Making this happen is about more than simply trying to identify and excise unintended bias. It’s about being systemically proactive in one’s approach to communicating cultural connection rather than passive cultural sensitivity.

Thought leaders and communication professionals interested in getting this right don’t need to go out and reshape their teams to “look” diverse. Still, they need to work with stakeholders to gather real, actionable insight that will allow them to close the culture gap and communicate positively both internally and externally.

Work with these stakeholders to assess past and current campaigns, see what worked and where improvements may be made. Identify the groups the brand wants to target and bring in voices representing those groups honestly and well.
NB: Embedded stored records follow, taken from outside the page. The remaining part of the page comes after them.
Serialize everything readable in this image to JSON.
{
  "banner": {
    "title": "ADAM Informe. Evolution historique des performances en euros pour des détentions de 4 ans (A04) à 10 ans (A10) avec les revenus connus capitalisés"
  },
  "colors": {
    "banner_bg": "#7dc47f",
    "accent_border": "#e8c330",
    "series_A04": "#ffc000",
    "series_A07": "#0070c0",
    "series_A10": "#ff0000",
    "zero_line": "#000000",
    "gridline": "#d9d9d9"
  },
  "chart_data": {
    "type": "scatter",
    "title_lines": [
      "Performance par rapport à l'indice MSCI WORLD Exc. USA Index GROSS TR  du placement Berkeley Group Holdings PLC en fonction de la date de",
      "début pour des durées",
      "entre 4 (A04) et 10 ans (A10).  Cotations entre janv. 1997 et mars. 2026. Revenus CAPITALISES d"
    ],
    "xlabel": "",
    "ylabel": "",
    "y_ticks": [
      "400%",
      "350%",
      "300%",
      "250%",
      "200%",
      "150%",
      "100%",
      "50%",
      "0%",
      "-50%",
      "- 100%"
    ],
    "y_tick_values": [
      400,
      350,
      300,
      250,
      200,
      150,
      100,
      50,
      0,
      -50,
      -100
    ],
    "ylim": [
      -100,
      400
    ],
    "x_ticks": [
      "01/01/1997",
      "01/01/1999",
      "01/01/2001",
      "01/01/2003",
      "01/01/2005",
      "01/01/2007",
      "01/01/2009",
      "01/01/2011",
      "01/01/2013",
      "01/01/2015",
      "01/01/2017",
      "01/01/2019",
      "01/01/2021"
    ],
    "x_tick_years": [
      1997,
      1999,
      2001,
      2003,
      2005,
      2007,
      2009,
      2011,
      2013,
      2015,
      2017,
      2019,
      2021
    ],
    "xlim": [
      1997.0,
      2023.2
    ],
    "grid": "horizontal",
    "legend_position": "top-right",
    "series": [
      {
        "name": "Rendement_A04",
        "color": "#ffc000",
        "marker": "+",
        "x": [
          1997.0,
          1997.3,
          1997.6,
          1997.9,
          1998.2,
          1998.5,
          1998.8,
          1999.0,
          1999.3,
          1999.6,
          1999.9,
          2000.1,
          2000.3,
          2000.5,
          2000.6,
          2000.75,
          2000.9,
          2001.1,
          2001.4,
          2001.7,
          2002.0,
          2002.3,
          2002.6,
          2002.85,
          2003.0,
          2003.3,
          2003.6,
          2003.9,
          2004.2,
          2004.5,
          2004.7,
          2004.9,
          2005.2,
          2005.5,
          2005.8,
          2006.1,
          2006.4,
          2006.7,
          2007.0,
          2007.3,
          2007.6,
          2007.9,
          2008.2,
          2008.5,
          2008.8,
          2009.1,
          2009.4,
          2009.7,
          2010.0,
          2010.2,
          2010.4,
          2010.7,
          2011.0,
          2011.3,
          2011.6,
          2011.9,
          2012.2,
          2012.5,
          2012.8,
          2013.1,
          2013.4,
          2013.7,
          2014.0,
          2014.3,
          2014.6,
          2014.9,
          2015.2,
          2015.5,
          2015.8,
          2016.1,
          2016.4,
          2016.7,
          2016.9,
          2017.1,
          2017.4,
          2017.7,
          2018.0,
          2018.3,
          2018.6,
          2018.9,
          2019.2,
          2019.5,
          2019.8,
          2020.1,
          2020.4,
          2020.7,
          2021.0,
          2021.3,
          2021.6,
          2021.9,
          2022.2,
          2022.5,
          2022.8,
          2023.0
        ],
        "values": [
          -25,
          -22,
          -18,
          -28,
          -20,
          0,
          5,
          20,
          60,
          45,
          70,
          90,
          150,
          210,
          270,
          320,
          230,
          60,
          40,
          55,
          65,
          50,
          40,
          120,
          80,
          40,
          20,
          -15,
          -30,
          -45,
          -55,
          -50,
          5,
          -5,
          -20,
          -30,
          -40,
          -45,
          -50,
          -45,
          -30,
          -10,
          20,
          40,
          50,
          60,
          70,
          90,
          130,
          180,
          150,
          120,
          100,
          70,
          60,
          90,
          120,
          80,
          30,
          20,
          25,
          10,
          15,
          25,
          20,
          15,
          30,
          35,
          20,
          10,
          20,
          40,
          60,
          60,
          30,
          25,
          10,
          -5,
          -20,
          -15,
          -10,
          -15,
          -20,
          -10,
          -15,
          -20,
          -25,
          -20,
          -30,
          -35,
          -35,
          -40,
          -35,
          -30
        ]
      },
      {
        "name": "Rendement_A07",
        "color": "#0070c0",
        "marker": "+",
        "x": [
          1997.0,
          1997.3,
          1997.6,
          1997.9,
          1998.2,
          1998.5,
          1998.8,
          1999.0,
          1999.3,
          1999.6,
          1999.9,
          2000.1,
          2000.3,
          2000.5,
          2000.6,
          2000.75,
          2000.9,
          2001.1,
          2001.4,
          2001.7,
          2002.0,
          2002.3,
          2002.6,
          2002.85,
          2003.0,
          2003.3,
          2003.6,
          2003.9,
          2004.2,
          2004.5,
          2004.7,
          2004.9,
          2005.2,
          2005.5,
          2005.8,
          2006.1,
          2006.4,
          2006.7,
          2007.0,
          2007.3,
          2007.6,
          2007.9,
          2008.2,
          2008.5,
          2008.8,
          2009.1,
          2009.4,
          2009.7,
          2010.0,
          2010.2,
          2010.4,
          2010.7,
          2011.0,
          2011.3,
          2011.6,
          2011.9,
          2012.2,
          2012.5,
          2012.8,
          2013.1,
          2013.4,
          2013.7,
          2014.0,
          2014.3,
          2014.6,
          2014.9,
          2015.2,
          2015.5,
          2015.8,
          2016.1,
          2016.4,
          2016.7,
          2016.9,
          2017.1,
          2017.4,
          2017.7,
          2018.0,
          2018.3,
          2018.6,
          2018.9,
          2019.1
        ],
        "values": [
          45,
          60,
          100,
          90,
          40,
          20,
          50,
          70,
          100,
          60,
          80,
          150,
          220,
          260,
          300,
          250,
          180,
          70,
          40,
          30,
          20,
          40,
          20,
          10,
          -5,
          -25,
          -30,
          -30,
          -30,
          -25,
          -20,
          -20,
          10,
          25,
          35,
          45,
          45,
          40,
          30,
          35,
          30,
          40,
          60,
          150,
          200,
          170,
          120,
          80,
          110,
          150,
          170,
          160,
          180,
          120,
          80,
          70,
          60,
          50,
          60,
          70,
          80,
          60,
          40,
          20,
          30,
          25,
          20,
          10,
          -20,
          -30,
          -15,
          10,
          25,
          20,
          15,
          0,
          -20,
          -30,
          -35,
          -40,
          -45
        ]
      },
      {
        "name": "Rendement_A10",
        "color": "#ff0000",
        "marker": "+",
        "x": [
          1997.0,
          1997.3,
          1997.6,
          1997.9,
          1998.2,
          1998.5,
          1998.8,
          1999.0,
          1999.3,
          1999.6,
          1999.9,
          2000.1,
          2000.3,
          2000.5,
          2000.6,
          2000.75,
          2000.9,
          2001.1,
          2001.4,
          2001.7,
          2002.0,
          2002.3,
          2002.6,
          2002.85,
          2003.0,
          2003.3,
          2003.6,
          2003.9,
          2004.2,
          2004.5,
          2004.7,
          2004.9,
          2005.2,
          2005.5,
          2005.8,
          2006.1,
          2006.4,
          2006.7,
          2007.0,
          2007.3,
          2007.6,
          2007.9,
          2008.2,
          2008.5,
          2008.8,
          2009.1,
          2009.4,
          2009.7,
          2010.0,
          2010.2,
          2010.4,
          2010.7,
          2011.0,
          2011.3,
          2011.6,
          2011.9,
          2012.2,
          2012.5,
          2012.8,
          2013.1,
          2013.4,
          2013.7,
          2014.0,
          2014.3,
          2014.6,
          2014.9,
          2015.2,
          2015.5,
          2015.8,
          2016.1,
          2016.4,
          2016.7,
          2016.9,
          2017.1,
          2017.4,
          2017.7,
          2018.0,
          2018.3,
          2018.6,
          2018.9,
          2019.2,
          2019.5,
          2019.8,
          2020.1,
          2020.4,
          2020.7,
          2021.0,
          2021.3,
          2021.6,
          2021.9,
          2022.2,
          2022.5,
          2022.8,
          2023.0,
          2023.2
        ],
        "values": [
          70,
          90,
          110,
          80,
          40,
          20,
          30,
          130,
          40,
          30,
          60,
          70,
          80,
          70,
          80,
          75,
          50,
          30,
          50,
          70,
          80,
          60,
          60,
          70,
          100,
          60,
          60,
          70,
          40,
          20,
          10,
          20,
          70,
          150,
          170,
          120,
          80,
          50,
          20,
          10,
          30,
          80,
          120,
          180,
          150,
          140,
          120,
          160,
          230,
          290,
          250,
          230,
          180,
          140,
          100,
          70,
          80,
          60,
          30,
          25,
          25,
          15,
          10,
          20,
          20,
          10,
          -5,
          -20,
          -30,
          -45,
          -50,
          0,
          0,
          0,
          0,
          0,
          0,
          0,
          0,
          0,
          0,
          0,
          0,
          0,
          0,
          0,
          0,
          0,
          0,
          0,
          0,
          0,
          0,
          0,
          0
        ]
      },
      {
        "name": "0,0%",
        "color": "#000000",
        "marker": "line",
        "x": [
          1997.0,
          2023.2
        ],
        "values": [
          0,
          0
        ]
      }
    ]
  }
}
If there is a need to supplement or shift the team, look for ways to make it better, rather than simply changing our faces for the sake of representation. Shift steps in the recruitment and onboarding processes that tend to send you back to the same places so that the search is organically expanded to include a more diverse talent pool. And don’t bring in “diverse” voices only to work on “diverse” topics or campaigns. Bring everyone to the table and allow all voices to complement each other.

Collect data from diverse stakeholders and allow that data to influence approaches and campaigns going forward. Look at this as a structural shift to address very real cultural shifts happening in the marketplace. Some brands are, unfortunately, actively ignoring these shifts to their detriment.

As this process – and it should be viewed as a process, not a switch to flip – is being implemented, consider specific metrics to gauge the process’s success. Do you see short-term shifts that will likely lead to long-term shifts that work with clear shifts in the marketplace?

It will take time, trial, patience, and commitment to continue tracking, assessing, and shifting. Bridging the cultural gap and committing to more equitable representation is not a one-and-done, set it and forget it program. It’s a proactive, ongoing cultural shift that accounts for cultural trends while looking for specific ways to cast not just a wider but more effectively targeted net.